Wednesday, October 17, 2018
Ming-liang Tsai | 青少年哪吒 (Qīngshàonián Nézhā) (Rebels of a Neon God)
the prodigal son
by Douglas Messerli
Ming-liang Tsai (writer and Director) 青少年哪吒 (Qīngshàonián Nézhā) (Rebels of a Neon God) / 2009, US 2015
Somewhat in the tradition of Rebel without a Cause (a large movie poster of James Dean, in fact, shows up in the room of one of the movie’s central figures), and with relationships to Truffaut’s 1950s five Antoine Doinel films, Taiwanese film director Ming-liang Tsai’s Teenage Nézhā (shown in this country as Rebels of a Neon God) shifts the focus from the California and Paris streets to the neon-lit Taipei of 1992, it’s original release date; the film was not released into the US until 23 years later.
In Chinese culture, Nézhā is a kind of child-god born into a human family and who attempts to kill his father. The young Nézhā figure in this work, Hsiao Kang (Lee Kang-sheng), is evidently a not-so-bright student, who with his taxi-cab driving father’s and spiritual-impelled mother’s support (she truly believes her son is an incarnation of Nézhā) has been enrolled in an overcrowded school to cram for college-entry tests. Clearly his parents are determined that he will be able to achieve in a manner which was impossible for them. Yet the tortuously old-school teaching methods of the buxiban (cram school) are painful even to watch, let alone to actually have been suffered by a young man or woman in their daily sessions.
In one scene, as the children leave their crowded classrooms, we see that a young girl’s scooter has been meaninglessly towed while our “hero,” lower in the screen, discovers that his scooter has suffered the same fate. He can only get home through the arrival of his taxi-driving father, who briefly, sympathizing with his son, suggests they attend an afternoon movie—the first shared experience proffered evidently in decades.
Given the difficulties of city living in Taipei, everything soon changes, as two young “hoodlums,” Ah Tze (Chen Chao-jung) and Ah Ping (Jen Chang-bin)—petty thieves who steal the change from phone booths and abscond with the motherboards of many of the arcade games they nightly patrol—purposely break the side-mirror of the taxicab. The young boy is asked to return to his classes as the father angrily drives off.
Hsiao Kang opts out of his cram-class, asking for the money which his parents paid back, and moving into the world of the two small-time hucksters, presumably to track them down. Yet as we quickly perceive—although little of it has been spoken about in the reviews of this work—his stalking of these figures not only represents a desire for their desolate, but somewhat exciting life-styles, but signifies a kind of homoerotic fascination about them.
The central figure’s major focus is Ah Tze, who lives in an apartment that is nearly always under water, a slosh of debris and decay which he evidently shares with his elder brother. The wonder is that his brother can somehow still attract a young working girl, Ah Kuei (Wang Yu-wen), who eventually attaches herself to the younger sibling.

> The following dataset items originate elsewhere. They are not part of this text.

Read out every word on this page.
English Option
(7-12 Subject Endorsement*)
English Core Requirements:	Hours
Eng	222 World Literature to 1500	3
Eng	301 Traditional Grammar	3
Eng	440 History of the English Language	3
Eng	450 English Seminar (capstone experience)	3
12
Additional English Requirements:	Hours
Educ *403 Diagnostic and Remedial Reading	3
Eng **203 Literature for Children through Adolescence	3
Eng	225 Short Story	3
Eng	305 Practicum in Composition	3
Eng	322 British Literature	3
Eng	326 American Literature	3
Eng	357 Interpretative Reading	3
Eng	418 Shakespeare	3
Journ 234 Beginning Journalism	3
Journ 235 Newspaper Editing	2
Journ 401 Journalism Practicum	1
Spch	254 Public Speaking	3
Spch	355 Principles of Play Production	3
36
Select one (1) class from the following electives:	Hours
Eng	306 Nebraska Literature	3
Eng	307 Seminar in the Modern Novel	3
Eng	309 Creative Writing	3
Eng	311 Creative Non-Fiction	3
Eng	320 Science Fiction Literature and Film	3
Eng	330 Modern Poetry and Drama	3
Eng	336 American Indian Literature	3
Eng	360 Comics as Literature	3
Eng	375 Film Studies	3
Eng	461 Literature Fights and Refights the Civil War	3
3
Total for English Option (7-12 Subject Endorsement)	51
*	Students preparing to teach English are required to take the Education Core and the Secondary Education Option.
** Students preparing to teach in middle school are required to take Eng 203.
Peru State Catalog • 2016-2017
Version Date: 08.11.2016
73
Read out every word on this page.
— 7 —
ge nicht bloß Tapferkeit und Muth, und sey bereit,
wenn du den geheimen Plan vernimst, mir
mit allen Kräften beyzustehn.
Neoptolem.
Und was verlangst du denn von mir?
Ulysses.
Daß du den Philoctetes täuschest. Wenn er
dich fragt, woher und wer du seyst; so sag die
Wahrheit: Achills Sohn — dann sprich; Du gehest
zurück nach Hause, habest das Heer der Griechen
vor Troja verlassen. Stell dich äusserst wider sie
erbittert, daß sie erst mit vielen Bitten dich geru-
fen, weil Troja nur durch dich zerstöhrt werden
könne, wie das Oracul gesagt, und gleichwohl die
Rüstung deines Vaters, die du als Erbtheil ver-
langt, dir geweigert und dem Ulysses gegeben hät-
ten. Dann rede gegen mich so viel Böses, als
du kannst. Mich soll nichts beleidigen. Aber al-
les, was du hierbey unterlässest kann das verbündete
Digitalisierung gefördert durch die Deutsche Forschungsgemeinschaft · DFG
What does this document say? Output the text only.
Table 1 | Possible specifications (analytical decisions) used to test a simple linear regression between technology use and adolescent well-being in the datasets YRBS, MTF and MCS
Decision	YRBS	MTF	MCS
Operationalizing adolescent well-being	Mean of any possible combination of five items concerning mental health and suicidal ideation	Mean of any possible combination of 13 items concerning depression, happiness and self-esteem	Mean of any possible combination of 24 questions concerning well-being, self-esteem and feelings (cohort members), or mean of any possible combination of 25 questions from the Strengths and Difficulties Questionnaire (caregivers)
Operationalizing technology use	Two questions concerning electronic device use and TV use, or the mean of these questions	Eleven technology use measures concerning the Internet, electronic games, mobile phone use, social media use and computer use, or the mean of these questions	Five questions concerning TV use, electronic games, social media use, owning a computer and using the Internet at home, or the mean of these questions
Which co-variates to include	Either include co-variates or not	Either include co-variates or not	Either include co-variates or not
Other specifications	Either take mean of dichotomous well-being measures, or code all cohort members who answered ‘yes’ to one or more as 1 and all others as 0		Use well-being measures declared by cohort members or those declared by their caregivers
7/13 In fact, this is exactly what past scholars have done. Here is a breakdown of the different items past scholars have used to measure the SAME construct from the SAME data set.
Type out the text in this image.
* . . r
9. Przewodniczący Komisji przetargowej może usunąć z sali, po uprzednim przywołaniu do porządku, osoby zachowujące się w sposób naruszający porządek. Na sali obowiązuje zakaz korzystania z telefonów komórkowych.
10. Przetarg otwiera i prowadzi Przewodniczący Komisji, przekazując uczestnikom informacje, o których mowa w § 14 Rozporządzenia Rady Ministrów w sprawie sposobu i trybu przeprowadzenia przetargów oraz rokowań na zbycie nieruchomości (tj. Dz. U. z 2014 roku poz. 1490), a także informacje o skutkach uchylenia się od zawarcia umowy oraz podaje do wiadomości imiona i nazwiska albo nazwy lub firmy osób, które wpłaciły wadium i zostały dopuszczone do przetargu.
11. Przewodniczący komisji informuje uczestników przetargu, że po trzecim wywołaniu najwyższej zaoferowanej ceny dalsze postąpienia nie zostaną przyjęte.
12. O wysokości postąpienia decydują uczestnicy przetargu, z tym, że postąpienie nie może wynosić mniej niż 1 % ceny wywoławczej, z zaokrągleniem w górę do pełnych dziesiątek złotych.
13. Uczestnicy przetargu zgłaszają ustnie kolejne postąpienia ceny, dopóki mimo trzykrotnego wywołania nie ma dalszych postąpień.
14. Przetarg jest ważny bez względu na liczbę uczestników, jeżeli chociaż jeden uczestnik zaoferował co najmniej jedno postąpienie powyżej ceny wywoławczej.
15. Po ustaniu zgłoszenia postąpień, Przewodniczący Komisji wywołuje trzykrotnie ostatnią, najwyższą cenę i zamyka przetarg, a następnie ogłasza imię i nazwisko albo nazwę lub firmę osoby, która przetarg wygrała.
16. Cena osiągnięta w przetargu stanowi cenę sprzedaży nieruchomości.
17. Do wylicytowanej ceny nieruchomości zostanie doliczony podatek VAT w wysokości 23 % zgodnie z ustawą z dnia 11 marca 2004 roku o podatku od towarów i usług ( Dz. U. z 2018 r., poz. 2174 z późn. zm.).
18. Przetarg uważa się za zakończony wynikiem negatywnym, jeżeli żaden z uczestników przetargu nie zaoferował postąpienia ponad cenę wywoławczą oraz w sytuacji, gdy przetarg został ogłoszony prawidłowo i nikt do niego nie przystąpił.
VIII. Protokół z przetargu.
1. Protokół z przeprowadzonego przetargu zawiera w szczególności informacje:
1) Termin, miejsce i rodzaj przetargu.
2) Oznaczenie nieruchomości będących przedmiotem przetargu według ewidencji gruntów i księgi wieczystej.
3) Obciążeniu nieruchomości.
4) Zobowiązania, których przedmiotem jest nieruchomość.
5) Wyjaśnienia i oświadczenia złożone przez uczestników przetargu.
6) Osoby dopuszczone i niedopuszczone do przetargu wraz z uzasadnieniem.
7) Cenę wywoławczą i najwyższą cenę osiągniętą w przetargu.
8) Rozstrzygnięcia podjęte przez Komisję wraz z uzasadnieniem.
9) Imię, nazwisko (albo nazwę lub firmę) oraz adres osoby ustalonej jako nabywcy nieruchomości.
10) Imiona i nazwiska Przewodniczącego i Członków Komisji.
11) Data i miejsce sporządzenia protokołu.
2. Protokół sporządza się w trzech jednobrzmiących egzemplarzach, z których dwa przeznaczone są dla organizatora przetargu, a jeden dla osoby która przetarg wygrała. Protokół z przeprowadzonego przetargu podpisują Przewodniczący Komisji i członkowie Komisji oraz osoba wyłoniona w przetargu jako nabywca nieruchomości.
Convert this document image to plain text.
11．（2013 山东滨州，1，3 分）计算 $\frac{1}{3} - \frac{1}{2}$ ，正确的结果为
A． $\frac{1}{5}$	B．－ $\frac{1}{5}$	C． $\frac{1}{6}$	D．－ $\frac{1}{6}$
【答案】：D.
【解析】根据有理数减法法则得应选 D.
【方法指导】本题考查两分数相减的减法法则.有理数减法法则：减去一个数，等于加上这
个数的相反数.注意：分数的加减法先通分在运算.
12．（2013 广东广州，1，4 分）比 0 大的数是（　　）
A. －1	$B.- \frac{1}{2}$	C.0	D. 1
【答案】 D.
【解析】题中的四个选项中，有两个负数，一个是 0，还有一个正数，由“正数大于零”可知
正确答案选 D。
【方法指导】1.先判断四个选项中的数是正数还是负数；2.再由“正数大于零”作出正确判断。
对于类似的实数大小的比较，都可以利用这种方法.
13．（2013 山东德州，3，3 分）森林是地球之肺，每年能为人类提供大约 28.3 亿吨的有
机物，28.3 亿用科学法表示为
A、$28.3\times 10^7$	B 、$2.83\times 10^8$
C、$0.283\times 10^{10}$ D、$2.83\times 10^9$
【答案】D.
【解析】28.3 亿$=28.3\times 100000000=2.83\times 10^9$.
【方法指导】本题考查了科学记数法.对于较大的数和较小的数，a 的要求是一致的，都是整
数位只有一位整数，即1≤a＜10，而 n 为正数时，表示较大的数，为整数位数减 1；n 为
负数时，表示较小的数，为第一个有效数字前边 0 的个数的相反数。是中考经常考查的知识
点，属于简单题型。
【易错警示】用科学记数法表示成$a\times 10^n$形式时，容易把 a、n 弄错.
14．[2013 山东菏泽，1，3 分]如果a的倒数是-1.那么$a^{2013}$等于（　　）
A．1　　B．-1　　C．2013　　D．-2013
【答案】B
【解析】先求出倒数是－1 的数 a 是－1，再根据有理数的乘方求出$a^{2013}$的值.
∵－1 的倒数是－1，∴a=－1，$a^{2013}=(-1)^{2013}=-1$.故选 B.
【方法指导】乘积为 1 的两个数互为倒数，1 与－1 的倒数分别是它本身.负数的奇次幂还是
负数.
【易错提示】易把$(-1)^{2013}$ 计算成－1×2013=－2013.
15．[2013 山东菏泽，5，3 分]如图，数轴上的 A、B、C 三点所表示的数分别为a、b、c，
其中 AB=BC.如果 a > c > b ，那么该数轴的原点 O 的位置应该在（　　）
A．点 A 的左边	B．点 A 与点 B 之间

Ah Tze’s real emotional commitment, however, is focused on his friend, Ah Ping; and, although he eventually, and very much after the fact, does finally have sex with this clearly sexually available woman, he abandons her time after time, and finally, when Ah Ping is beaten for one of their petty robberies, offers her up to him for “hugs.”
Throughout—although nothing ever visually occurs or is even spoken about it—this film represents a ménage à trois between its three major male figures, two of them not even knowing about the existence of the third. The passion that embraces them is not so much a gay sexual desire as it is a dissatisfaction with their lives and, simply put, “the way things are.”
This entry into the dark neon-lit world of Taiwan’s major city never quite allows the sexual release that any of these trapped young men are really seeking. Instead of a love story it ends as a kind of strange revenge comedy, with Hsiao Kang spray-painting and glunking-up the engine of his idol’s scooter with glue. Symbolically, he strips his beloved enemy of his sexual power, the film ending, in fact, with Ah Tze giving up his woman companion to his own friend. Surely, he can now never win her back, so, in a sense, the invisible young stalker has turned his obviously heterosexual object of fantasy into a kind sexually neutered being, a boy in whom he might find some sexual release. And, in another respect, he has finally redeemed his father’s promise to take him to the movies by making his own “midnight movie” in real time and space in which, finally, things turn out “right,” or at least possible on his own terms.
If previously, his own father has locked him out of their home, one of the final images is of the father (or mother) carefully opening the door a crack which might allow their wild, disobedient son to return.